И хотя этой угрозы девочка страшилась только в раннем детстве (кто же будет бояться людей, которые никому не причиняли вреда, разве что досаждали тем, что чересчур много болтали, а трудились при этом усерднее и зарабатывали куда больше местных), они оставались для нее иноземными чужаками, прибывали в ее края вместе с первыми ласточками, а затем уезжали за море, в страну под названием Ирландия, где люди мечтают о гомруле, восклицают «Begorra!»[39], бахвалятся и питаются исключительно картофелем.
Теперь она знала по именам и ирландских работников – мистера Маккарти, Тима Дулана, Джеймса-большого и Джеймса-маленького, Кевина и Патрика, и всех остальных сборщиков урожая в округе. По мере распространения информации об отзывчивой почтмейстерше из Кэндлфорд-Грина, которая разрешает отправлять переводы домой после окончания рабочей недели, на почту стало являться все больше народу из других мест. К тому времени, как Лора покинула село, эту любезную услугу приходилось оказывать уже и по воскресным утрам, а мисс Лэйн изо всех сил пыталась ожесточиться и изобрести какой-нибудь повод не предоставлять льготу, сделавшуюся серьезной дополнительной нагрузкой.

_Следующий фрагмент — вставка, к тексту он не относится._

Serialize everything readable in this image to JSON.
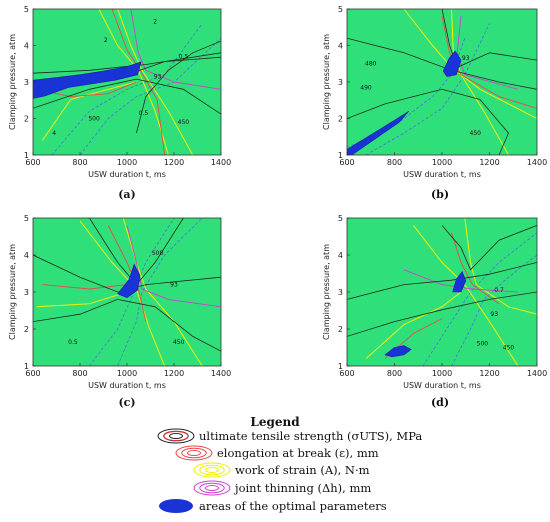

В то время, о котором идет речь, в субботние вечера подобных клиентов являлось около дюжины. Из мужчин постарше писать никто не умел, и когда Лора впервые познакомилась с ними, они отправляли своим женам в Ирландию письма, написанные за них кем-нибудь из более молодых сотоварищей. Но вскоре эти неграмотные батраки стали украдкой приходить к ней поодиночке.